According to the Target Market News report, “The Buying Power of Black Americans,” in 2010 Blacks spent $995 million on sports and recreation equipment and $29.3 billion on apparel products and services. Clothing is one of the top five expenditures in Black households, according to Target Market News.

Insults because product design and marketing aren’t new to Blacks.

According to AdSavvy.com, among the products and publicity stunts that have depicted Blacks negatively are EMOBILE’s Roast Commercial depicting President Obama as a monkey; Coloreria Italiana, an Italian detergent commercial showed a White woman shoving her husband into a washing machine, then out pops a muscular Black man. “Once you go Black, you never go back,” the ad declares.

In 2006, a Sony ad featured an aggressive White woman, clawing, clutching and denigrating a so-called subordinate Black woman and an Intel ad in 2007 has a White manager, looking like a master, standing over bowing Black athletes who bow in symmetry before him, said the site.
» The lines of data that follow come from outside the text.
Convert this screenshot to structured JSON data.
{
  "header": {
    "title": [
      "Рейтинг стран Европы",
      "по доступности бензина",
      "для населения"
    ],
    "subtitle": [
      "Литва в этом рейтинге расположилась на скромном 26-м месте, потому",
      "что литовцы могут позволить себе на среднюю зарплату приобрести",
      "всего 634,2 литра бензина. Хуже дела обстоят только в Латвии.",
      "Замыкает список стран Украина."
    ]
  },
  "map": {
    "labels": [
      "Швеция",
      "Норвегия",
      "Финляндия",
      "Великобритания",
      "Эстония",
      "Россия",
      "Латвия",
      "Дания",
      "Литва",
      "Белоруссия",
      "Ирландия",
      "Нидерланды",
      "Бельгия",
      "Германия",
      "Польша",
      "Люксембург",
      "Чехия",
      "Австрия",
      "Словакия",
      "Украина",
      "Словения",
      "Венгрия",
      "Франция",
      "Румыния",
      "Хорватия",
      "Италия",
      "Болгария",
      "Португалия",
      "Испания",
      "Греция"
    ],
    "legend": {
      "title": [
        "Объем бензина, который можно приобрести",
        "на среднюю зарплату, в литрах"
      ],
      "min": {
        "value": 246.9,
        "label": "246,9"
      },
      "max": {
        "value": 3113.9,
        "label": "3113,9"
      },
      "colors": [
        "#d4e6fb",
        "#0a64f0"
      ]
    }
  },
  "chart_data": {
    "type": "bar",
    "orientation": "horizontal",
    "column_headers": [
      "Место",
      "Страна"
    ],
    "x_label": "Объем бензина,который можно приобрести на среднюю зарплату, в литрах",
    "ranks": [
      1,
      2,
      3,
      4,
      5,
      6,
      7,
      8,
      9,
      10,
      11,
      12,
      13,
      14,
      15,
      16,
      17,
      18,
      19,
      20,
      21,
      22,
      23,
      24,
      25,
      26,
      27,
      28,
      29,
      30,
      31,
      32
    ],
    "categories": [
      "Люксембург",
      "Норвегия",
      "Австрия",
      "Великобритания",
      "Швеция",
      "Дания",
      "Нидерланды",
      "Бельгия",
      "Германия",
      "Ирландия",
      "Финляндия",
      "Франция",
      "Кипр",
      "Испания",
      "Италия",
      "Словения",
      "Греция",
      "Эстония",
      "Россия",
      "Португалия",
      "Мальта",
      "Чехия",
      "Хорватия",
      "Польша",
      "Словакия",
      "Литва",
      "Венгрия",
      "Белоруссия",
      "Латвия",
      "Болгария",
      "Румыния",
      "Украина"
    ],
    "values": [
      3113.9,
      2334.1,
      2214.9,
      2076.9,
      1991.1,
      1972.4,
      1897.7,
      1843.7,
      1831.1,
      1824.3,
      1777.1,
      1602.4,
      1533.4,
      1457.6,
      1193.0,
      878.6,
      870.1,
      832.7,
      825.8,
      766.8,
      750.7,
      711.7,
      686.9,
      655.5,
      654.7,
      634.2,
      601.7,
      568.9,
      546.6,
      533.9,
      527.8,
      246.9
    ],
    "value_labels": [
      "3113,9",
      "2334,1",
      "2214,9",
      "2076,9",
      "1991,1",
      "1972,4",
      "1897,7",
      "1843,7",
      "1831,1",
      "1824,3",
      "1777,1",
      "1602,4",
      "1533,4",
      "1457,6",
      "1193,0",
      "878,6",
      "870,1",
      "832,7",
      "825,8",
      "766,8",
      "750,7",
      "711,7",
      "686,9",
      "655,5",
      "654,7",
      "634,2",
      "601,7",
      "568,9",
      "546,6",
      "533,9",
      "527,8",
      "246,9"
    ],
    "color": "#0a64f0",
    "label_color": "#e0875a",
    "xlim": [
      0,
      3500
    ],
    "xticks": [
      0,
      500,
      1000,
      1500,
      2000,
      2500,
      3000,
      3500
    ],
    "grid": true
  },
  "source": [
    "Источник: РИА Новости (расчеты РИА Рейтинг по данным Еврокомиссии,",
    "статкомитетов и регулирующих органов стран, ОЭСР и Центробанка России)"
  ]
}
Kool-Aid has a stereotypical hip hop basketball court vignette, for a drink often referred to as “ghetto juice,” and then there are “Obama Waffles” and “Obama Fried Chicken,” again playing to Black stereotypes, it said.

And, since 1946, there has been “Uncle Ben’s Rice,” whose name seems drawn from the White practice of calling elderly Blacks “uncle” and “aunt” during segregation. The most well known may be “Aunt Jemima Pancakes,” who featured a handkerchief-headed fat Black mammy figure extolling the majesty of pancakes.

The Final Call has attempted to get designer Scott and Adidas to comment on the shackle sneaker fiasco. No response had come as of press time.

“I think people must continue to stand up and challenge this, very important that we care about our history, they (Adidas) make a mockery of our history,” said Nasser Muhammad, a 26-year-old school teacher and basketball coach at Washington, D.C.’s Maya Angelou Charter School.